Speaking to Moro Awudu on Class91.3FM’s Executive Breakfast Show on Monday, 4 August, Dr Opoku Prempeh said the situation whereby some candidates do not get placement is not unusual.

“There is nothing wrong with that. For years, it happens that some don’t get the schools they choose. It’s not the first time it is happening. In fact, since time immemorial, even going to the university, some students don’t get the courses they choose and they have to choose a different course so that is a normal thing. What we used to hear every year was that those who didn’t get their choices were placed by the CSSPS in certain schools and there was uproar around the country from students who claim they didn’t choose those schools and they were being put there, from parents who were not in favour of the schools their wards have been placed, and also frankly some people live in another part of the country and they were being put in day schools in another part of the country. So what we’ve done this year after placing all those who got a choice of their own is that those who didn’t get any of these schools that they wanted to go to, are being given a second chance to go and visit the website and choose from a school that the vacancy exists.

“The second batch that is left, obviously most of our big schools are full now but there are three options with the Ghana Education Service category and there are still existing vacancies in many schools so you pick and choose a school that there is a vacancy and we’ll place you there.

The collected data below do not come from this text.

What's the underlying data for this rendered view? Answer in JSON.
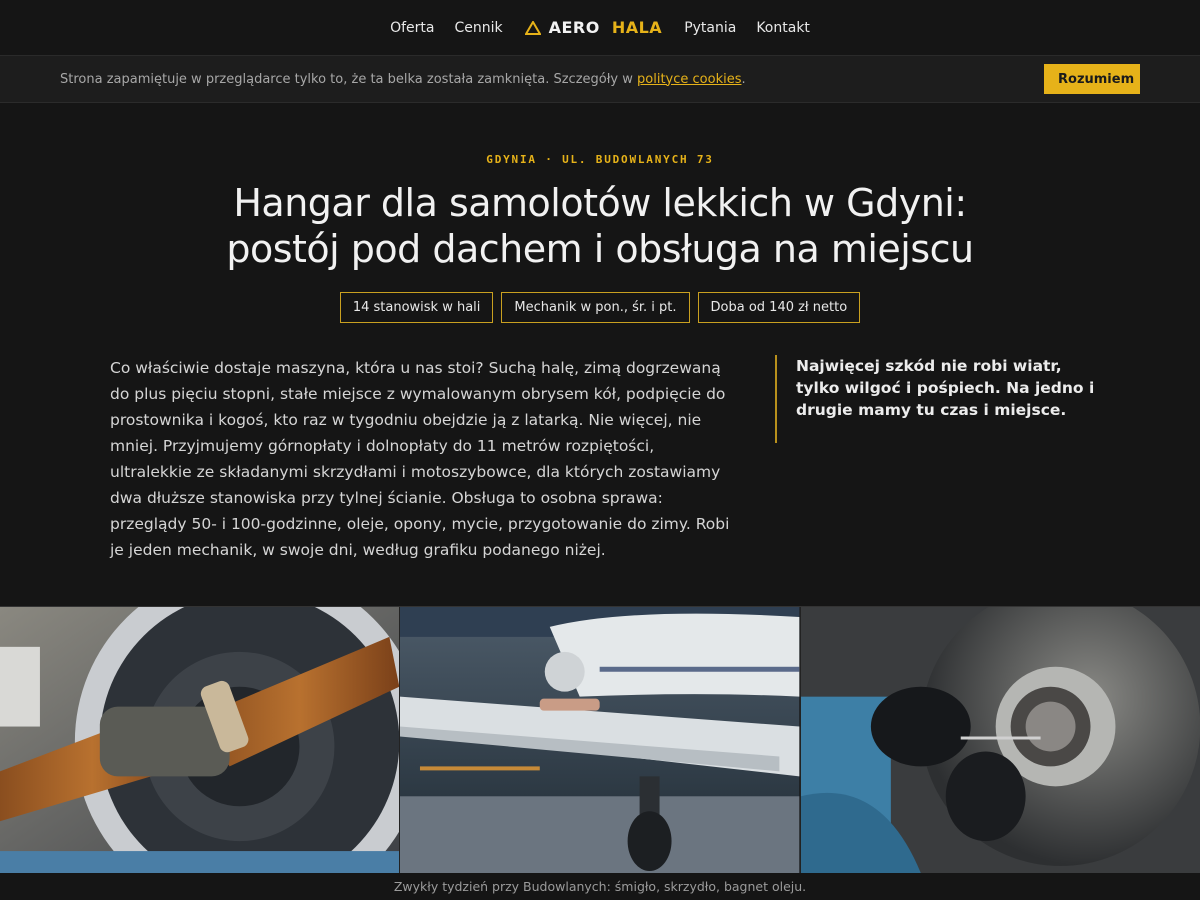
{
  "nav": {
    "items_left": [
      "Oferta",
      "Cennik"
    ],
    "brand_first": "AERO",
    "brand_second": "HALA",
    "items_right": [
      "Pytania",
      "Kontakt"
    ],
    "brand_color": "#e6b219"
  },
  "cookie": {
    "text_before": "Strona zapamiętuje w przeglądarce tylko to, że ta belka została zamknięta. Szczegóły w ",
    "link": "polityce cookies",
    "text_after": ".",
    "button": "Rozumiem"
  },
  "hero": {
    "eyebrow": "GDYNIA · UL. BUDOWLANYCH 73",
    "title_line1": "Hangar dla samolotów lekkich w Gdyni:",
    "title_line2": "postój pod dachem i obsługa na miejscu",
    "tags": [
      "14 stanowisk w hali",
      "Mechanik w pon., śr. i pt.",
      "Doba od 140 zł netto"
    ]
  },
  "content": {
    "lead": "Co właściwie dostaje maszyna, która u nas stoi? Suchą halę, zimą dogrzewaną do plus pięciu stopni, stałe miejsce z wymalowanym obrysem kół, podpięcie do prostownika i kogoś, kto raz w tygodniu obejdzie ją z latarką. Nie więcej, nie mniej. Przyjmujemy górnopłaty i dolnopłaty do 11 metrów rozpiętości, ultralekkie ze składanymi skrzydłami i motoszybowce, dla których zostawiamy dwa dłuższe stanowiska przy tylnej ścianie. Obsługa to osobna sprawa: przeglądy 50- i 100-godzinne, oleje, opony, mycie, przygotowanie do zimy. Robi je jeden mechanik, w swoje dni, według grafiku podanego niżej.",
    "quote": "Najwięcej szkód nie robi wiatr, tylko wilgoć i pośpiech. Na jedno i drugie mamy tu czas i miejsce."
  },
  "gallery": {
    "caption": "Zwykły tydzień przy Budowlanych: śmigło, skrzydło, bagnet oleju."
  }
}
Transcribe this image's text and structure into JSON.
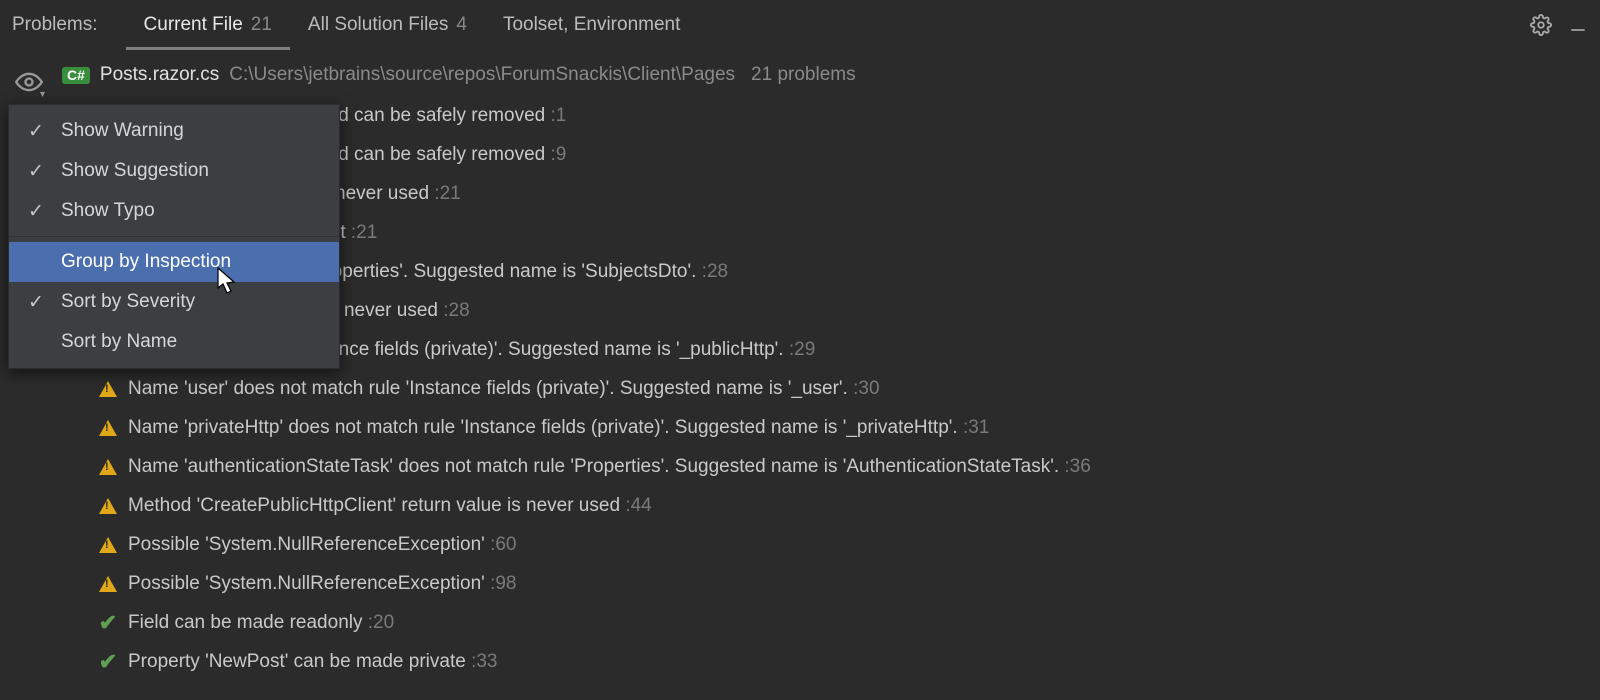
{
  "toolbar": {
    "label": "Problems:",
    "tabs": [
      {
        "label": "Current File",
        "count": "21",
        "active": true
      },
      {
        "label": "All Solution Files",
        "count": "4",
        "active": false
      },
      {
        "label": "Toolset, Environment",
        "count": "",
        "active": false
      }
    ]
  },
  "file": {
    "lang_badge": "C#",
    "name": "Posts.razor.cs",
    "path": "C:\\Users\\jetbrains\\source\\repos\\ForumSnackis\\Client\\Pages",
    "problem_count": "21 problems"
  },
  "rows": [
    {
      "icon": "warn",
      "msg": "t required by the code and can be safely removed",
      "loc": ":1"
    },
    {
      "icon": "warn",
      "msg": "t required by the code and can be safely removed",
      "loc": ":9"
    },
    {
      "icon": "warn",
      "msg": "assigned but its value is never used",
      "loc": ":21"
    },
    {
      "icon": "warn",
      "msg": "default value is redundant",
      "loc": ":21"
    },
    {
      "icon": "warn",
      "msg": "' does not match rule 'Properties'. Suggested name is 'SubjectsDto'.",
      "loc": ":28"
    },
    {
      "icon": "warn",
      "msg": "ssor 'SubjectsDTO.set' is never used",
      "loc": ":28"
    },
    {
      "icon": "warn",
      "msg": "loes not match rule 'Instance fields (private)'. Suggested name is '_publicHttp'.",
      "loc": ":29"
    },
    {
      "icon": "warn",
      "msg": "Name 'user' does not match rule 'Instance fields (private)'. Suggested name is '_user'.",
      "loc": ":30"
    },
    {
      "icon": "warn",
      "msg": "Name 'privateHttp' does not match rule 'Instance fields (private)'. Suggested name is '_privateHttp'.",
      "loc": ":31"
    },
    {
      "icon": "warn",
      "msg": "Name 'authenticationStateTask' does not match rule 'Properties'. Suggested name is 'AuthenticationStateTask'.",
      "loc": ":36"
    },
    {
      "icon": "warn",
      "msg": "Method 'CreatePublicHttpClient' return value is never used",
      "loc": ":44"
    },
    {
      "icon": "warn",
      "msg": "Possible 'System.NullReferenceException'",
      "loc": ":60"
    },
    {
      "icon": "warn",
      "msg": "Possible 'System.NullReferenceException'",
      "loc": ":98"
    },
    {
      "icon": "ok",
      "msg": "Field can be made readonly",
      "loc": ":20"
    },
    {
      "icon": "ok",
      "msg": "Property 'NewPost' can be made private",
      "loc": ":33"
    }
  ],
  "menu": {
    "items_top": [
      {
        "label": "Show Warning",
        "checked": true
      },
      {
        "label": "Show Suggestion",
        "checked": true
      },
      {
        "label": "Show Typo",
        "checked": true
      }
    ],
    "items_bottom": [
      {
        "label": "Group by Inspection",
        "checked": false,
        "selected": true
      },
      {
        "label": "Sort by Severity",
        "checked": true
      },
      {
        "label": "Sort by Name",
        "checked": false
      }
    ]
  }
}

Asked if “certainly there is vacancy to accommodate everybody who is qualified to go to senior high school”, Dr Opoku Prempeh said: “Yes”.

Buttressing his boss’ position, Dr Adu Twum told journalists at a press conference on Monday that: “We understand that there was a communiqué from us about making sure that within 48hours, parents are able to go and check and enrol their students and sign up and print their admission letters. This was in no way to rush them, it was an opportunity for us to make sure that this year, for the first time in many years, our schools will open early enough so that we are able to really get students to use the three years as [best] as possible in their studies.

“What has been happening in this country is that we’ve never been able to reopen schools early, and as a result some schools reopen in November, some students will go to school in January, so one term is gone and then at the end of the three years, WAEC also do their exams beginning February, so, in essence, what was meant to be three years becomes two years. This is what we are trying to avoid. So, parents do not panic. What we are saying is that: we would give you the opportunity, at the end of the two days, if your child is not enrolled, we are not going to cut him or her off, we will work with you, we are monitoring the situation. This is Nana Addo Dankwa’s vision of making sure that no child is left behind and we at the Ministry of Education will do everything possible to ensure that no student who has been placed or has been given the opportunity to select a school will be left behind.”